The politically active may or may not refer to a majority, but it sure refers to Madison’s factional interests that are entrenched in a system wherein legislators are also advocates of their own causes.Such are the interest of the landed, mercantile, manufacturing, etc. which had also been a criticism to the Madisonian Model’s tendency to preserve the status quo. Nonetheless, for Dahl, such consensus, whether emanating from the majority or the influential minorities, is very important to hold the democratic system intact in light of endless irritations of elections and party competitions. Dahl also notes that Madison and the other framers of the Constitution wrongly predicted that parties would evolve into organizing rather than convulsing factors in the

American politics.

In his fourth proposition, by saying that majority tyranny is indeed a myth, Dahl brings up the real issue on the extent to which various minorities are able to frustrate ambitions of one another with the political apathy of the majority. Thus, what is important in a polyarchy is that the clash of interests should be encouraged because it would present more policy alternatives, keep the democracy going and prevent the predominance of one group of interests.Factions, contrary to Madison’s earlier conception, are considered healthy for democracy and not really causing instability and confusion. Deprivation of freedom of one group by another in a polyarchy is also more guarded by consensus or social norms, according to Dahl’s fifth proposition. Although both Dahl and Madison upholds the importance of constitutionally guaranteed separation of powers, and checks and balances to provide safeguards against abuse of certain interests, Dahl also cites non-constitutional determinants of government decisions that should be contained by social norms.As such, in his sixth proposition, Dahl forwards that since the political contest is unequal, constitutional rules should remain significant in helping determine which groups should be given advantage and handicaps in the struggle.
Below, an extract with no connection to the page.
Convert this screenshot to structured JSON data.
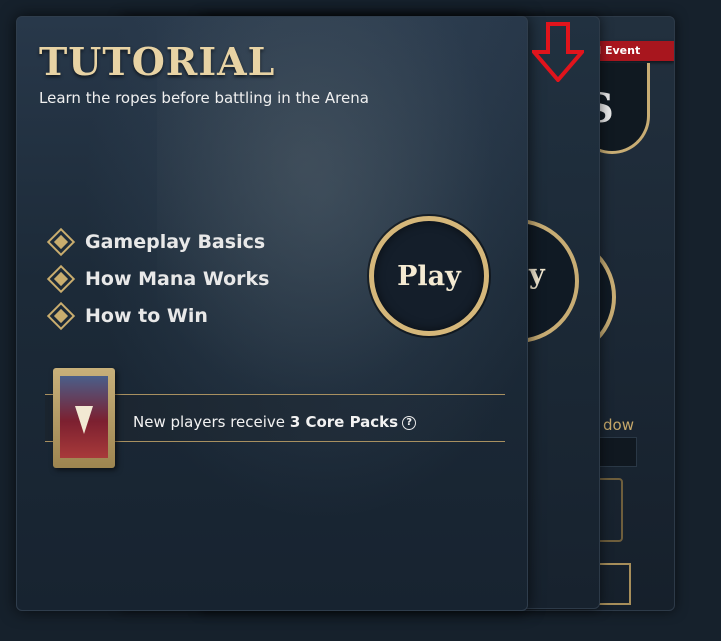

To this end, specialized bureaucracies, including the judiciary, are needed to enforce the rules, reinforce the system of checks and balances, and ensure that despite the gridlocks inherent in the American democratic system, decisions are made to keep the government running.Since then it has been the concern of the American constitutional development that the political system should evolve to ensure that legitimate groups are heard in the process of decision-making. This is for Dahl, the “normal” operations of American politics, his

seventh proposition. Because the system of checks and balances are seen more limiting than capacitating for the government, Madison had also suggested granting the President with constitutionally regulated powers such as the prerogative to nominate a Supreme Court justice, as Commander-in-Chief of the armed forces, among others.Thomas Jefferson, on the other hand, empowered the legislature, but Dahl only described it as endowing the elite with control over legislative policy, resembling Madison’s concern on choosing the right size of the electorate of a representative – not too big to alienate the representative from the represented and not too small to make the representative too attached to the interests of its constituents.Still, in the final analysis, Madison’s and Dahl’s defenses of their own prescribed forms of government, republican and polyarchy, respectively, can be seen as towards securing the public good and private rights, and preserving the spirit of popular or democratic government.